Tel fut ce fameux empire d'Ermanaric qui valut à son fondateur la gloire d'être comparé au grand Alexandre, dont les Goths avaient entendu parler depuis qu'ils étaient voisins de la Grèce[23]; mais l'Alexandre de Gothie ne montra ni l'humanité ni la sage politique du roi de Macédoine, qui ménageait si bien les vaincus. Les pratiques d'Ermanaric et des conquérants ostrogoths furent toutes différentes. Un des peuples sujets de leur domination s'avisait-il de remuer, les traitements les plus cruels le rappelaient bien vite à l'obéissance. Tantôt de grandes croix étaient dressées en nombre égal à celui des membres de la tribu royale qui gouvernait ce peuple, et on les y clouait tous sans miséricorde[24]; tantôt c'étaient des chevaux fougueux que les Goths chargeaient de leur vengeance; et les femmes elles-mêmes n'échappaient pas à ces affreux supplices. Vers le temps où commence notre récit, un chef des Roxolans, nation vassale des Ostrogoths, qui habitait près du Tanaïs, ayant noué des intelligences avec les rois huns, la trame fut découverte; mais le coupable eut le temps de se sauver. La colère d'Ermanaric retomba sur la femme de cet homme. Sanielh (c'était son nom) fut liée à quatre chevaux indomptés et mise en pièces. Des frères qu'elle avait jurèrent de la venger; ils attirèrent Ermanaric dans un guet-apens et le frappèrent de leurs couteaux[25]. Le vieux roi (il avait alors cent dix ans[26]) n'était pas blessé mortellement, mais ses plaies furent lentes à guérir, et elles ne faisaient que se cicatriser lorsqu'un nouvel appel des Roxolans décida les Huns à partir. Tels sont les faits de l'histoire; mais plus tard, quand le déluge qu'ils avaient provoqué par leurs cruautés impolitiques vint à fondre sur eux, les Goths trouvèrent dans leurs préjugés superstitieux des raisons plus commodes pour justifier leur défaite. Ils racontèrent que des chasseurs huns poursuivant un jour une biche, celle-ci les avait attirés de proche en proche jusqu'au Palus-Méotide, et leur avait révélé l'existence d'un gué à travers ce marais qu'ils avaient cru aussi profond que la mer. Comme un guide attentif et intelligent, la biche partait, s'arrêtait, revenait sur ses pas pour repartir encore, jusqu'à l'instant où, ayant atteint la rive opposée, elle disparut. On devine bien qu'au dire des Goths il n'y avait là rien de réel, mais une apparition pure, une forme fantastique créée par les démons.

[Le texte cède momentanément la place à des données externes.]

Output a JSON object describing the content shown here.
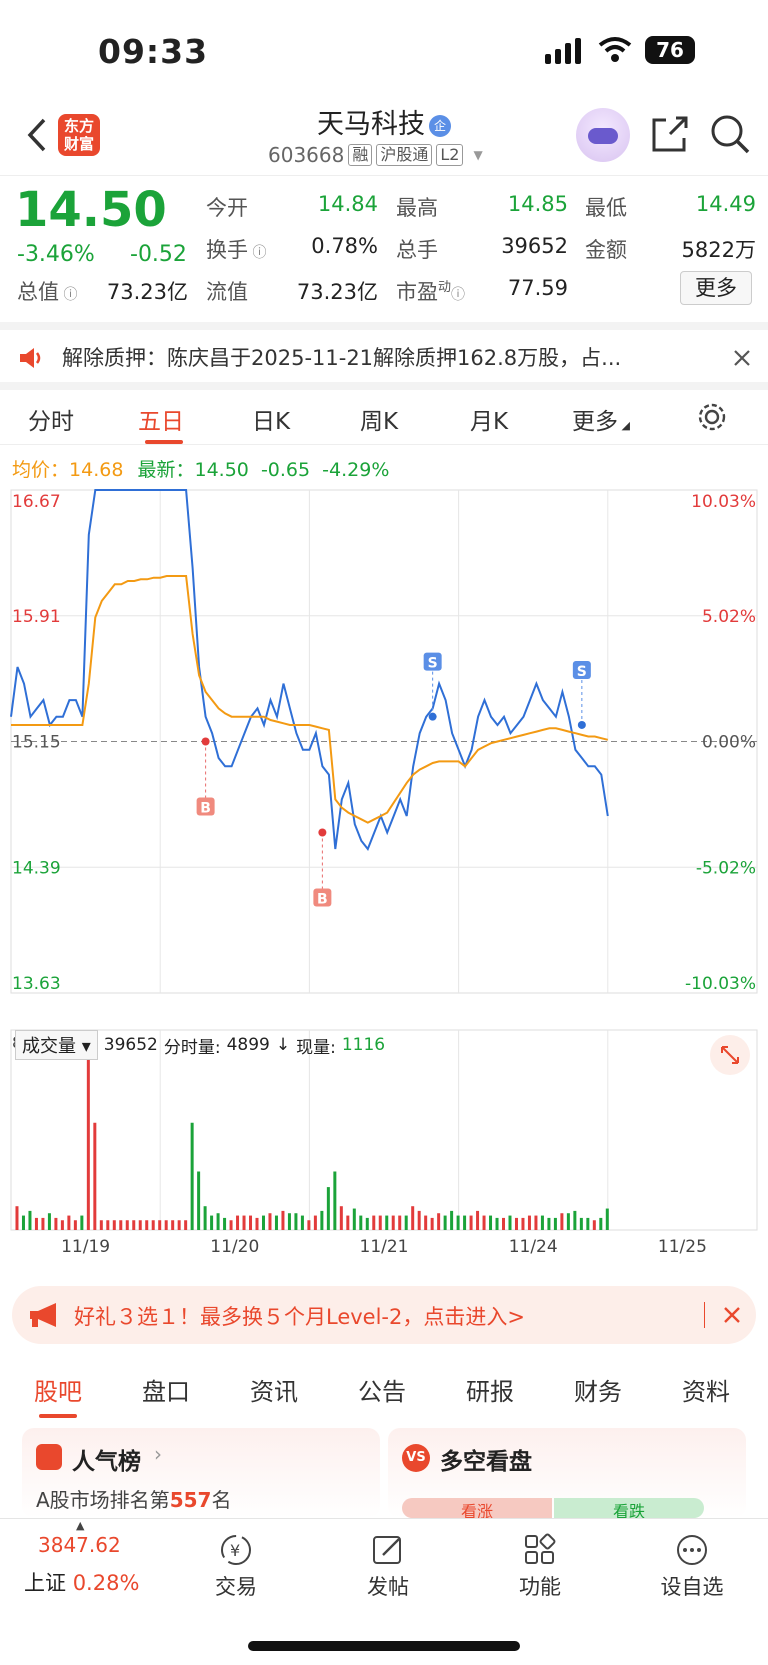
{
  "status": {
    "time": "09:33",
    "battery": "76"
  },
  "header": {
    "logo_line1": "东方",
    "logo_line2": "财富",
    "name": "天马科技",
    "name_badge": "企",
    "code": "603668",
    "tags": [
      "融",
      "沪股通",
      "L2"
    ]
  },
  "quote": {
    "price": "14.50",
    "change_pct": "-3.46%",
    "change": "-0.52",
    "fields": [
      {
        "label": "今开",
        "value": "14.84"
      },
      {
        "label": "最高",
        "value": "14.85"
      },
      {
        "label": "最低",
        "value": "14.49"
      },
      {
        "label": "换手",
        "value": "0.78%"
      },
      {
        "label": "总手",
        "value": "39652"
      },
      {
        "label": "金额",
        "value": "5822万"
      },
      {
        "label": "总值",
        "value": "73.23亿"
      },
      {
        "label": "流值",
        "value": "73.23亿"
      },
      {
        "label": "市盈",
        "value": "77.59"
      }
    ],
    "pe_sup": "动",
    "more": "更多"
  },
  "notice": {
    "text": "解除质押：陈庆昌于2025-11-21解除质押162.8万股，占..."
  },
  "tabs": [
    "分时",
    "五日",
    "日K",
    "周K",
    "月K",
    "更多"
  ],
  "avgline": {
    "avg_label": "均价：",
    "avg": "14.68",
    "latest_label": "最新：",
    "latest": "14.50",
    "chg": "-0.65",
    "pct": "-4.29%"
  },
  "chart_data": {
    "type": "line",
    "y_labels_left": [
      "16.67",
      "15.91",
      "15.15",
      "14.39",
      "13.63"
    ],
    "y_labels_right": [
      "10.03%",
      "5.02%",
      "0.00%",
      "-5.02%",
      "-10.03%"
    ],
    "ylim": [
      13.63,
      16.67
    ],
    "base": 15.15,
    "x_labels": [
      "11/19",
      "11/20",
      "11/21",
      "11/24",
      "11/25"
    ],
    "series": [
      {
        "name": "price",
        "values": [
          15.3,
          15.6,
          15.5,
          15.3,
          15.35,
          15.4,
          15.25,
          15.3,
          15.3,
          15.4,
          15.4,
          15.3,
          16.4,
          16.67,
          16.67,
          16.67,
          16.67,
          16.67,
          16.67,
          16.67,
          16.67,
          16.67,
          16.67,
          16.67,
          16.67,
          16.67,
          16.67,
          16.67,
          16.2,
          15.6,
          15.3,
          15.2,
          15.05,
          15.0,
          15.0,
          15.1,
          15.2,
          15.3,
          15.35,
          15.25,
          15.4,
          15.3,
          15.5,
          15.35,
          15.2,
          15.1,
          15.1,
          15.2,
          15.0,
          14.95,
          14.5,
          14.8,
          14.9,
          14.65,
          14.55,
          14.5,
          14.6,
          14.7,
          14.6,
          14.7,
          14.8,
          14.7,
          15.0,
          15.2,
          15.3,
          15.35,
          15.5,
          15.4,
          15.2,
          15.1,
          15.0,
          15.1,
          15.3,
          15.4,
          15.3,
          15.25,
          15.3,
          15.2,
          15.25,
          15.3,
          15.4,
          15.5,
          15.4,
          15.35,
          15.3,
          15.45,
          15.3,
          15.1,
          15.05,
          15.0,
          15.0,
          14.95,
          14.7
        ]
      },
      {
        "name": "avg",
        "values": [
          15.25,
          15.25,
          15.25,
          15.25,
          15.25,
          15.25,
          15.25,
          15.25,
          15.25,
          15.25,
          15.25,
          15.25,
          15.5,
          15.9,
          16.0,
          16.05,
          16.1,
          16.1,
          16.12,
          16.12,
          16.13,
          16.13,
          16.14,
          16.14,
          16.15,
          16.15,
          16.15,
          16.15,
          15.8,
          15.55,
          15.45,
          15.4,
          15.35,
          15.32,
          15.3,
          15.3,
          15.3,
          15.3,
          15.3,
          15.3,
          15.28,
          15.27,
          15.26,
          15.25,
          15.25,
          15.25,
          15.25,
          15.24,
          15.23,
          15.22,
          14.8,
          14.75,
          14.72,
          14.7,
          14.68,
          14.66,
          14.68,
          14.7,
          14.72,
          14.78,
          14.84,
          14.9,
          14.95,
          14.98,
          15.0,
          15.02,
          15.03,
          15.03,
          15.03,
          15.03,
          15.0,
          15.05,
          15.1,
          15.12,
          15.14,
          15.15,
          15.16,
          15.17,
          15.18,
          15.19,
          15.2,
          15.21,
          15.22,
          15.23,
          15.23,
          15.22,
          15.21,
          15.2,
          15.19,
          15.18,
          15.18,
          15.17,
          15.16
        ]
      }
    ],
    "markers": [
      {
        "type": "B",
        "value": 15.15
      },
      {
        "type": "B",
        "value": 14.6
      },
      {
        "type": "S",
        "value": 15.3
      },
      {
        "type": "S",
        "value": 15.25
      }
    ],
    "volume": {
      "label": "成交量",
      "total": "39652",
      "fen_label": "分时量:",
      "fen": "4899",
      "xian_label": "现量:",
      "xian": "1116",
      "max": "87075"
    }
  },
  "promo": {
    "text": "好礼３选１！最多换５个月Level-2，点击进入>"
  },
  "bottom_tabs": [
    "股吧",
    "盘口",
    "资讯",
    "公告",
    "研报",
    "财务",
    "资料"
  ],
  "cards": {
    "left_title": "人气榜",
    "left_sub": "A股市场排名第",
    "left_rank": "557",
    "left_suffix": "名",
    "right_title": "多空看盘",
    "right_up": "看涨",
    "right_down": "看跌"
  },
  "nav": {
    "index_value": "3847.62",
    "index_name": "上证",
    "index_pct": "0.28%",
    "items": [
      "交易",
      "发帖",
      "功能",
      "设自选"
    ]
  }
}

[Note 23: ][(retour) ] Quem merito nonnulli Alexandre magno comparavere majores. Jorn., ibid.

[Note 24: ][(retour) ] Regem eorum cum filiis suis et septuaginta primatibus in exemplo terroris, cruci adfixit, ut dedititiis metum cadavera pendentium geminarent. Jorn., R. Get., 16.

[Note 25: ][(retour) ] Dum enim quamdam mulierem Sanielli nomine ex gente memorata, pro mariti fraudulento discessu, rex furore commotus, equis forocibus illigatam, incitatisque cursibus, per diversa divelli præcepisset, fratres ejus Sarus et Ammius germanæ obitum vindicantes, Ermanarici latus ferro petierunt: quo vulnere saucius, ægram vitam corporis imbecillitate contraxit. Jorn., R. Get., 24.

[Note 26: ][(retour) ] Grandævus et plenus dierum, centesimo decimo anno vitæ suæ... Jorn., R. Get., loc. laud.

«C'est ainsi, ajoute Jornandès, Goth lui-même et collecteur un peu trop crédule des traditions de sa patrie, c'est ainsi que les esprits dont les Huns tirent leur origine les conduisirent et les poussèrent à la destruction des nations gothiques[27]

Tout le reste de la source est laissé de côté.